Families with a disabled child face unique challenges when preparing an estate plan. A common challenge parents face when designing a plan is how to best provide for their child upon their death without jeopardizing the child's current or future eligibility for government benefits. Proper planning can coordinate family desires and government programs.
SSI, Medicaid, Section 8 Housing and some veterans' benefits are essential to people with disabilities, and loss of those benefits can have a dramatic impact on quality of life and available healthcare. Receiving an inheritance can jeopardize government benefits. In an effort to avoid this, parents often plan to leave money to a third party with an understanding that he or she will take care of the disabled person; however, this is rarely the best option. There is no guarantee that the third party will follow your wishes. Additionally, the money becomes subject to that person's creditors.
A special needs trust maximizes protection for the disabled child without putting benefits at risk. If properly written and managed, the trust assets are considered exempt for purposes of qualifying for asset based government benefits. Distributions are meant to supplement what the government otherwise provides.

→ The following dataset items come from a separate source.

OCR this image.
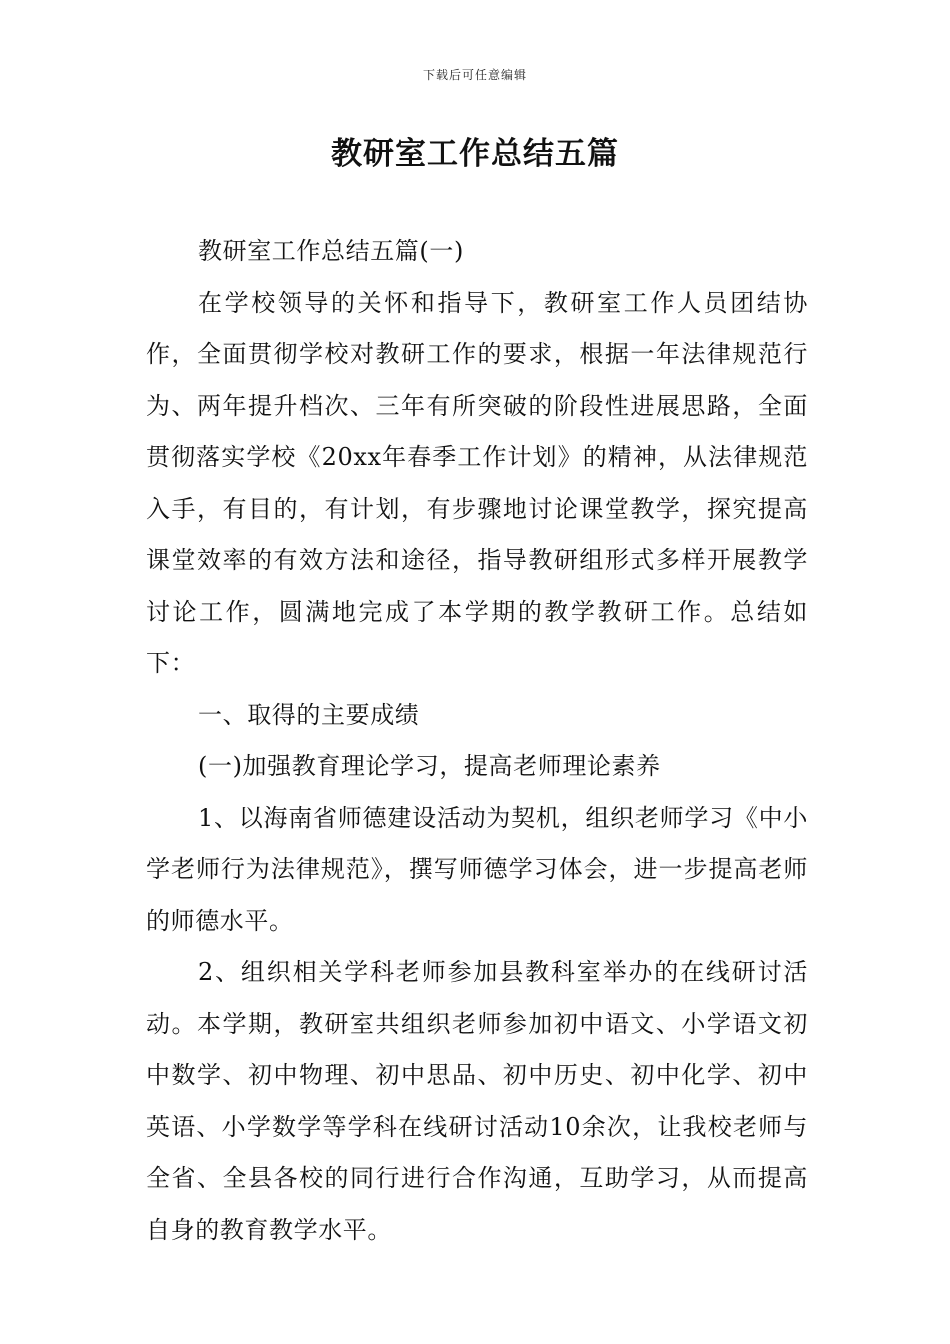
下载后可任意编辑
教研室工作总结五篇

教研室工作总结五篇(一)

在学校领导的关怀和指导下，教研室工作人员团结协作，全面贯彻学校对教研工作的要求，根据一年法律规范行为、两年提升档次、三年有所突破的阶段性进展思路，全面贯彻落实学校《20xx年春季工作计划》的精神，从法律规范入手，有目的，有计划，有步骤地讨论课堂教学，探究提高课堂效率的有效方法和途径，指导教研组形式多样开展教学讨论工作，圆满地完成了本学期的教学教研工作。总结如下：

一、取得的主要成绩

(一)加强教育理论学习，提高老师理论素养

1、以海南省师德建设活动为契机，组织老师学习《中小学老师行为法律规范》，撰写师德学习体会，进一步提高老师的师德水平。

2、组织相关学科老师参加县教科室举办的在线研讨活动。本学期，教研室共组织老师参加初中语文、小学语文初中数学、初中物理、初中思品、初中历史、初中化学、初中英语、小学数学等学科在线研讨活动10余次，让我校老师与全省、全县各校的同行进行合作沟通，互助学习，从而提高自身的教育教学水平。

Special needs trusts must be properly managed. Special consideration should be given as to who to name trustee. A perfectly written special needs trust can still jeopardize government benefits it is incorrectly managed. A professional trustee can provide professional expertise in the area and is often a good choice.
Special needs trust are legal exceptions to the limited asset requirements for government benefit programs. They protect eligibility for benefits, provide for a higher quality of life, provide instructions for management of assets, extend the life of assets and provide creditor protection.
Ashley Naramore is an estate planning attorney in Hot Springs, Arkansas.